Oops! It appears that you have disabled your Javascript. In order for you to see this page as it is meant to appear, we ask that you please re-enable your Javascript!
Flash
Préc Suiv

Elections législatives : 33 dossiers pénaux transférés à la justice

Elections législatives : 33 dossiers pénaux transférés à la justice

La Haute cour constitutionnelle (HCC) a transféré à la justice des dossiers liés aux infractions commises aux législatives. Un nouveau rebondissement qui n’aura toutefois pas de conséquence sur les résultats confirmés par cette juridiction le 2 juillet.

Au nombre de 33, ces plaintes concernent des infractions pénales commises pendant les scrutins du 27 mai, selon les précisions du président de la HCC, Jean-Eric Rakotoarisoa, hier. Il appartiendra désormais à la justice d’ouvrir une enquête en fonction de son appréciation de chaque cas.

«Etant une juridiction constitutionnelle, la HCC n’a pas de compétence à traiter des infractions liées au droit pénal. Nous avons ainsi fait parvenir ces dossiers au ministère de la Justice qui se chargera de les transmettre ensuite aux Chambres compétentes », a-t-il indiqué lors d’une séance de don de sang du personnel de la Cour d’Ambohidahy hier.

A l’entendre, les plaintes en question concernent par exemple des cas de menace envers des membres du bureau électoral au niveau de certaines circonscriptions.

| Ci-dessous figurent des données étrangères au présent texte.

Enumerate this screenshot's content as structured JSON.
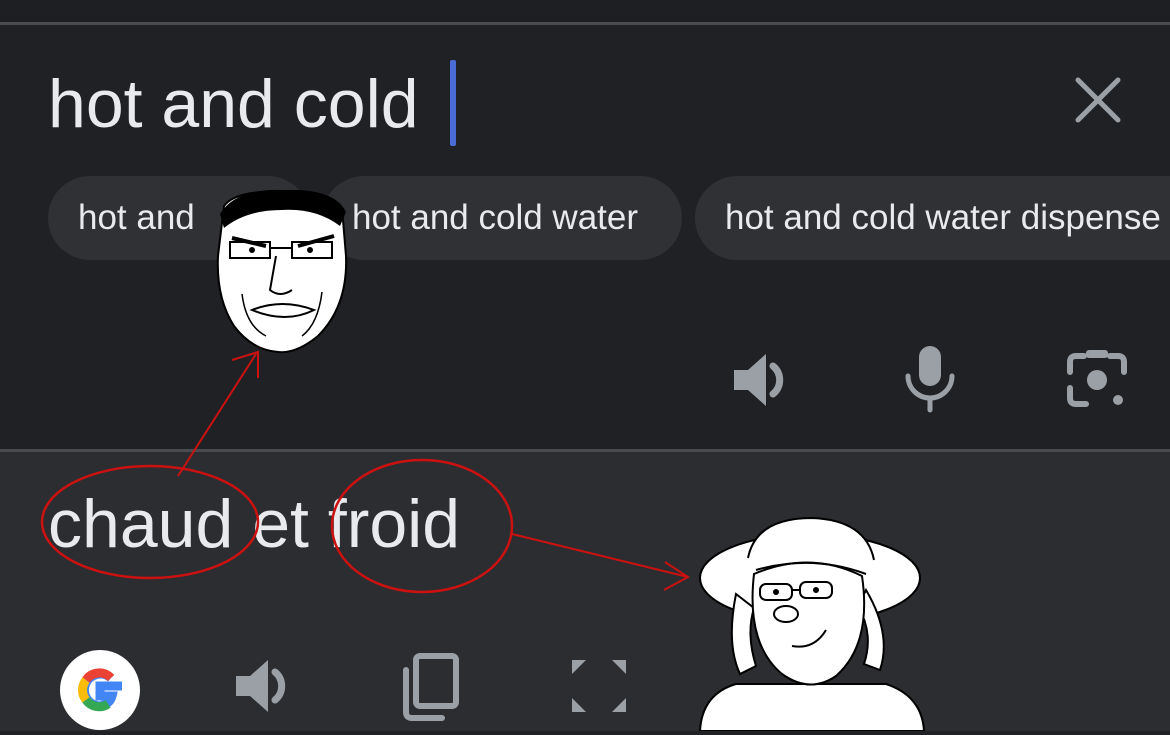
{
  "source": {
    "text": "hot and cold"
  },
  "suggestions": [
    {
      "label": "hot and"
    },
    {
      "label": "hot and cold water"
    },
    {
      "label": "hot and cold water dispense"
    }
  ],
  "translation": {
    "word1": "chaud",
    "word2": "et",
    "word3": "froid"
  },
  "icons": {
    "clear": "close-icon",
    "speaker": "speaker-icon",
    "mic": "microphone-icon",
    "lens": "camera-lens-icon",
    "google": "google-g-logo",
    "copy": "copy-icon",
    "fullscreen": "fullscreen-icon"
  },
  "colors": {
    "background": "#202124",
    "target_background": "#2c2d31",
    "chip": "#303134",
    "text": "#e8eaed",
    "icon": "#9aa0a6",
    "cursor": "#4b6bd6",
    "annotation": "#cc1111"
  }
}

A cela s’ajoutent également des cas de faux et usage de faux, commis dans quelques bureaux de vote. La Commission électorale nationale indépendante (Ceni) a déjà déposé des plaintes suite à ces infractions, selon toujours les précisions du Président de la HCC.

Sans conséquence

En tout cas, il est sûr que le traitement de ces dossiers n’aura pas d’impacts sur les résultats confirmé par la HCC le 2 juillet. Le président de cette institution a souligné que les infractions commises n’ont pas eu d’effet sur le déroulement des votes et de leurs résultats.

Pour ce qui est des infractions électorales, le président de la HCC a apporté des explications. Pour rappel, la majorité des plaintes déposées par les candidats par rapport à des cas de violations des textes électoraux, n’ont pas reçu de réponses favorables de la part d’Ambohidahy. Le numéro un de cette juridiction a ainsi souligné que les candidats ayant porté plainte n’ont pas respecté les procédures permettant de dénoncer les cas de fraude. Pour cause, la plupart d’entre eux n’avaient pas, selon lui, des délégués au sein des bureaux de vote dans lesquels ils indiquent avoir détecté des cas d’irrégularité.

« Une copie du procès verbal rédigé est nécessaire pour qu’une plainte puisse avoir une valeur juridique. Les candidats ayant contesté les résultats des élections n’ont pas respecté cette procédure dans la mesure où leurs délégués n’ont pas couvert la totalité des bureaux de vote du pays», a-t-il conclu.